10 - Mağdurların Korunması
Mağdurları içinde bulundukları bu olumsuz durumdan kurtarmak için; sivil toplum kuruluşlarıyla işbirliğine gidilerek;
  • Ulaşabilecekleri telefon için bilgilendirilmeli,
  • Mağdurların müracaat edebilecekleri danışma merkezleri açılmalı,
  • Tıbbi yardımda bulunulmalı,
  • Hukuksal destek sağlanmalı,
  • Tanıklık yapmaları ve şikayetçi olmaları durumunda korunma programları hazırlanmalı, korunma ve barınma yerleri açılmalı,
  • Ülkelerine gönüllü dönüşleri teşvik edilmeli ve bu konulardaki olumsuzların aşılmasında kendilerine yardımda bulunulmalı,
  • Eğitim ve öğretime katılım hakkı verilmeli,
  • Tercüme ve bulunduğu ortama uyumu kolaylaştırılmalı,
  • İş imkanı sağlanmalıdır.
Yurdumuzda; insan ticareti mağdurlarının tanıklık yapmalarını teminen talepleri halinde altı aya kadar ülkede geçici olarak ikamet etmelerine izin verilmektedir.
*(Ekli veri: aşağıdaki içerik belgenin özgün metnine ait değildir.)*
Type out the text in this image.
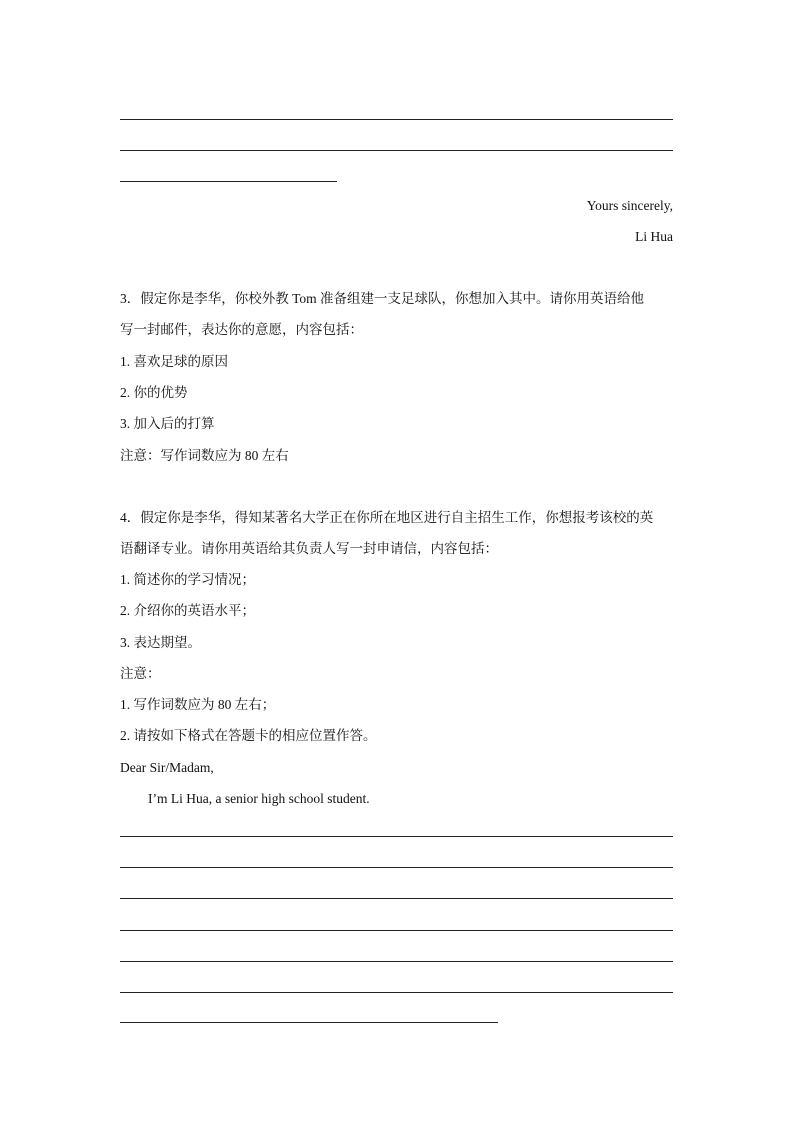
Yours sincerely,
Li Hua
3．假定你是李华，你校外教 Tom 准备组建一支足球队，你想加入其中。请你用英语给他
写一封邮件，表达你的意愿，内容包括：
1. 喜欢足球的原因
2. 你的优势
3. 加入后的打算
注意：写作词数应为 80 左右
4．假定你是李华，得知某著名大学正在你所在地区进行自主招生工作，你想报考该校的英
语翻译专业。请你用英语给其负责人写一封申请信，内容包括：
1. 简述你的学习情况；
2. 介绍你的英语水平；
3. 表达期望。
注意：
1. 写作词数应为 80 左右；
2. 请按如下格式在答题卡的相应位置作答。
Dear Sir/Madam,
I’m Li Hua, a senior high school student.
Mağdurların korunması, rehabilite edilmesi, tıbbi ve psikolojik destek sağlanması ve barındırılarak ihtiyaçlarının karşılanması için İstanbul Büyükşehir Belediyesi ve İnsan Kaynağını Geliştirme Vakfının işbirliği ile İstanbul’da bir sığınma evi kurulup faaliyete geçirilmiştir
5 Aralık 2003 tarihli ve 2003/6565 karar sayılı Bakanlar Kurulu tarafından çıkarılan Kararname’yle birlikte insan ticareti mağdurlarının sağlık hizmetlerinden faydalanması sağlanmıştır. 2 Ocak 2004 tarihli ve 25334 Sayılı Resmi Gazete’de yayınlanan bu kararnameye göre; insan ticareti mağduru olduğu tespit edilen ve sağlık giderlerini karşılayamayacak durumda olan yabancı uyruklu hastalar, resmi sağlık kurum ve kuruluşlarından ücretsiz olarak faydalanabilecektir.